調査対象者849名に、人事・労務管理や相談窓口の運営・対応業務への関与状況を尋ねました。

  • 現在携わっている:59.8%
  • 過去に携わったことがある:20.5%
  • 携わったことがない:17.6%
  • わからない/答えられない:2.1%

「現在携わっている」と「過去に携わったことがある」を合わせ、約8割が実務経験を持っていることがわかりました。

3-2. 過去3年間におけるパワハラ相談件数の傾向

過去3年間の相談件数の傾向について尋ねました。

  • 相談件数は横ばいである:43.4%
  • 相談件数は増加している:29.5%
  • 過去3年間に相談は発生していない:12.8%
  • 相談件数は減少している:9.8%
  • わからない/答えられない:4.5%

「横ばいである」が最も多く、次いで「増加している」という結果になりました。約7割以上の企業において相談が継続的、あるいは増加傾向にあることがうかがえます。

3-3. 寄せられたパワハラ相談の具体的な内容(複数回答)

実際に寄せられた相談内容(n=564)について尋ねました。

  • 精神的な攻撃(暴言、過度な叱責などの行為):48.8%
  • 過大な要求(業務上明らかに不要なことや遂行不可能なことの強制):35.1%
  • 人間関係からの切り離し(仲間外し、無視などの行為):31.9%
  • 個の侵害(プライベートへの過度な立ち入り):31.7%
  • 過小な要求(能力や経験とかけ離れた程度の低い仕事を命じること):25.2%
  • 身体的な攻撃(殴る、蹴るなどの行為):20.6%
  • 該当するものはない:1.2%
  • わからない/答えられない:0.9%
  • その他:0.2%

暴言などの「精神的な攻撃」が半数近くを占め最多となりました。一方で「身体的な攻撃」は相対的に低く、目に見えにくいハラスメントが多いことがわかります。
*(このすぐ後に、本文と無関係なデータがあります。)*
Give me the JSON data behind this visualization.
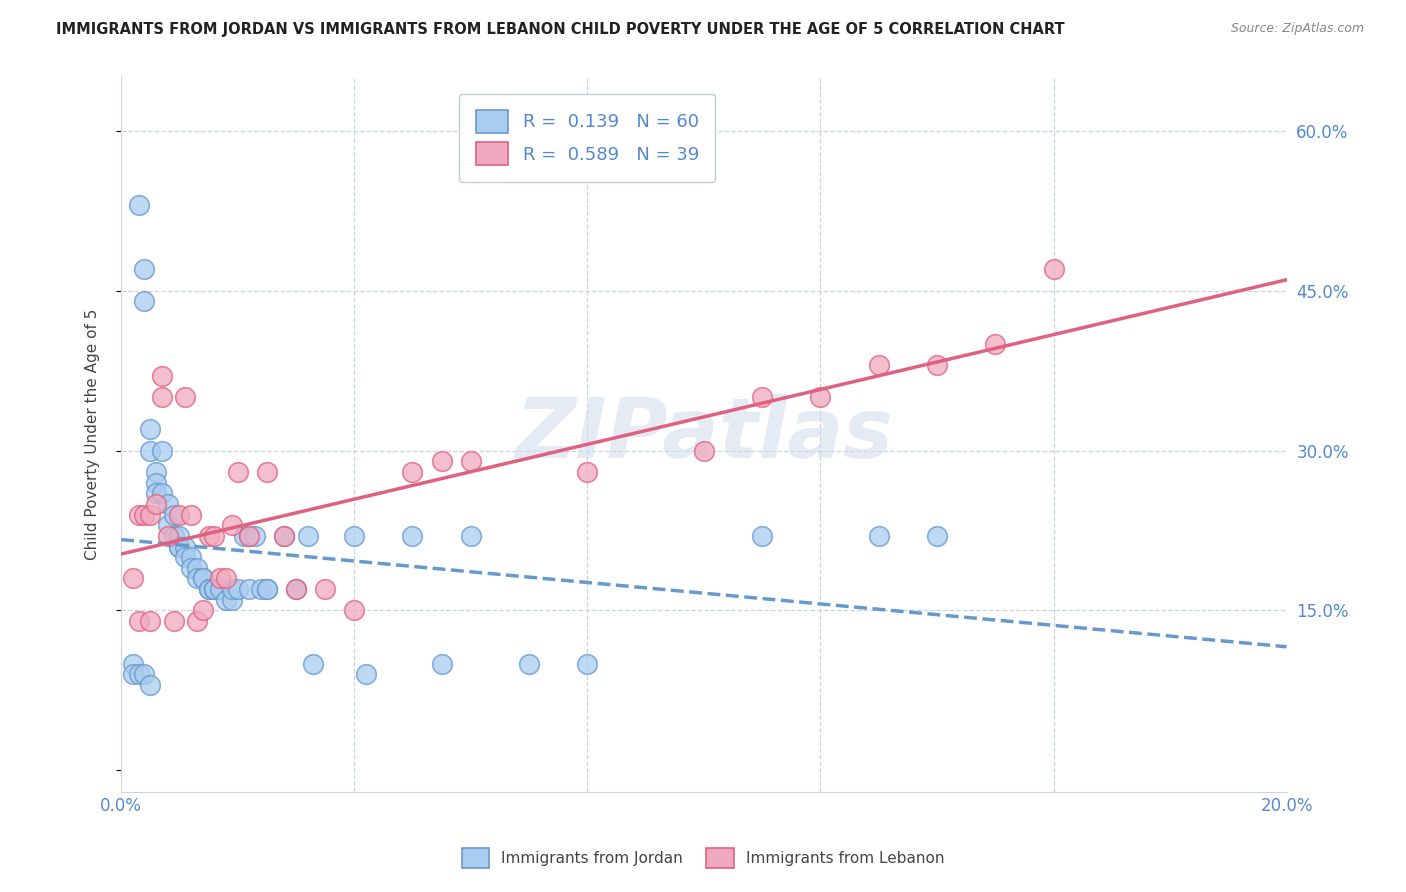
{
  "title": "IMMIGRANTS FROM JORDAN VS IMMIGRANTS FROM LEBANON CHILD POVERTY UNDER THE AGE OF 5 CORRELATION CHART",
  "source": "Source: ZipAtlas.com",
  "ylabel": "Child Poverty Under the Age of 5",
  "xlim": [
    0.0,
    0.2
  ],
  "ylim": [
    -0.02,
    0.65
  ],
  "jordan_R": 0.139,
  "jordan_N": 60,
  "lebanon_R": 0.589,
  "lebanon_N": 39,
  "jordan_color": "#aaccf0",
  "lebanon_color": "#f0aac0",
  "jordan_line_color": "#6699cc",
  "lebanon_line_color": "#e06080",
  "watermark_text": "ZIPatlas",
  "background_color": "#ffffff",
  "grid_color": "#c8d4e4",
  "title_color": "#222222",
  "axis_label_color": "#5588cc",
  "legend_label_jordan": "Immigrants from Jordan",
  "legend_label_lebanon": "Immigrants from Lebanon",
  "jordan_x": [
    0.003,
    0.004,
    0.004,
    0.005,
    0.005,
    0.006,
    0.006,
    0.006,
    0.007,
    0.007,
    0.008,
    0.008,
    0.009,
    0.009,
    0.01,
    0.01,
    0.01,
    0.011,
    0.011,
    0.012,
    0.012,
    0.013,
    0.013,
    0.014,
    0.014,
    0.015,
    0.015,
    0.016,
    0.016,
    0.017,
    0.018,
    0.019,
    0.019,
    0.02,
    0.021,
    0.022,
    0.022,
    0.023,
    0.024,
    0.025,
    0.025,
    0.028,
    0.03,
    0.032,
    0.033,
    0.04,
    0.042,
    0.05,
    0.055,
    0.06,
    0.07,
    0.08,
    0.11,
    0.13,
    0.14,
    0.002,
    0.002,
    0.003,
    0.004,
    0.005
  ],
  "jordan_y": [
    0.53,
    0.47,
    0.44,
    0.32,
    0.3,
    0.28,
    0.27,
    0.26,
    0.26,
    0.3,
    0.25,
    0.23,
    0.24,
    0.22,
    0.22,
    0.21,
    0.21,
    0.21,
    0.2,
    0.2,
    0.19,
    0.19,
    0.18,
    0.18,
    0.18,
    0.17,
    0.17,
    0.17,
    0.17,
    0.17,
    0.16,
    0.16,
    0.17,
    0.17,
    0.22,
    0.22,
    0.17,
    0.22,
    0.17,
    0.17,
    0.17,
    0.22,
    0.17,
    0.22,
    0.1,
    0.22,
    0.09,
    0.22,
    0.1,
    0.22,
    0.1,
    0.1,
    0.22,
    0.22,
    0.22,
    0.1,
    0.09,
    0.09,
    0.09,
    0.08
  ],
  "lebanon_x": [
    0.002,
    0.003,
    0.003,
    0.004,
    0.005,
    0.005,
    0.006,
    0.007,
    0.007,
    0.008,
    0.009,
    0.01,
    0.011,
    0.012,
    0.013,
    0.014,
    0.015,
    0.016,
    0.017,
    0.018,
    0.019,
    0.02,
    0.022,
    0.025,
    0.028,
    0.03,
    0.035,
    0.04,
    0.05,
    0.055,
    0.06,
    0.08,
    0.1,
    0.11,
    0.12,
    0.13,
    0.14,
    0.15,
    0.16
  ],
  "lebanon_y": [
    0.18,
    0.24,
    0.14,
    0.24,
    0.24,
    0.14,
    0.25,
    0.37,
    0.35,
    0.22,
    0.14,
    0.24,
    0.35,
    0.24,
    0.14,
    0.15,
    0.22,
    0.22,
    0.18,
    0.18,
    0.23,
    0.28,
    0.22,
    0.28,
    0.22,
    0.17,
    0.17,
    0.15,
    0.28,
    0.29,
    0.29,
    0.28,
    0.3,
    0.35,
    0.35,
    0.38,
    0.38,
    0.4,
    0.47
  ]
}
3-4. 相談対応を進める際、実務上苦慮することや課題(複数回答)

相談対応を進める上での課題(n=564)について尋ねました。

  • 当事者間で主張が食い違うこと:41.5%
  • パワーハラスメントに該当するかどうかの判断基準が曖昧なこと:36.7%
  • 相談者のプライバシー保護と事実確認の両立が難しいこと:36.0%
  • 対応を行う担当者の人員やノウハウが不足していること:32.6%
  • 周囲の従業員から協力を得られにくいこと:32.1%
  • 特に苦慮することや課題はない:1.8%
  • その他:1.1%
  • わからない/答えられない:0.2%

「当事者間で主張が食い違うこと」が4割を超え最多でした。次いで判断基準の曖昧さや、プライバシー保護の難しさなど、現場の担当者が多くの板挟み状態にあることが明確になっています。

3-5. 相談があった後、実務として実際に行われている対応(複数回答)

実際の対応(n=564)について尋ねました。

  • 相談者および行為者への個別の事実ヒアリング:43.6%
  • 第三者への事実ヒアリング:40.4%
  • 相談者へのメンタルケアや配置転換などの保護措置:38.8%
  • 行為者への指導、注意、または処分:38.1%
  • 社外の専門家への相談:34.4%
  • わからない/答えられない:1.2%
  • その他:0.5%

当事者や第三者へのヒアリングなど、事実確認を主軸とした対応が多く行われています。また、社外の専門家を頼るケースも3割以上存在しています。

3-6. 属性別の傾向

性別や年代など、属性によって課題や実態の傾向が異なる点も特徴的です。

  • 男性40〜49歳層:具体的な相談内容として「精神的な攻撃」が66.7%に上り、全体平均(48.8%)と比較して大きく突出しています。
  • 男性40〜49歳層:実際の対応として「個別の事実ヒアリング」を55.6%が実施しており、現場で直接対応にあたるケースが多い層であることがうかがえます。
  • 女性20〜39歳層:具体的な相談内容として「個の侵害(プライベートへの過度な立ち入り)」が比較的高い傾向にあります(20代:24.6%、30代:33.8%)。
  • 女性20〜39歳層:相談件数が「増加している」と回答する割合が全体平均(29.5%)と同等またはそれ以上となっています(20代:29.8%、30代:31.2%)。

4. 調査結果から見える課題と対策

本調査の結果から、現代のパワハラ相談対応をめぐる3つの課題と、その対策の方向性が浮かび上がりました。

課題①:主張の食い違いと判断基準の曖昧さ

物理的な暴力よりも「精神的な攻撃(48.8%)」や「過大な要求(35.1%)」が主流であるため、いざ相談を受けてヒアリングを行っても、「言った・言わない」の主張の食い違いが発生しやすくなっています。実際、実務上の課題でも「当事者間で主張が食い違うこと(41.5%)」「判断基準が曖昧なこと(36.7%)」が上位を占めています。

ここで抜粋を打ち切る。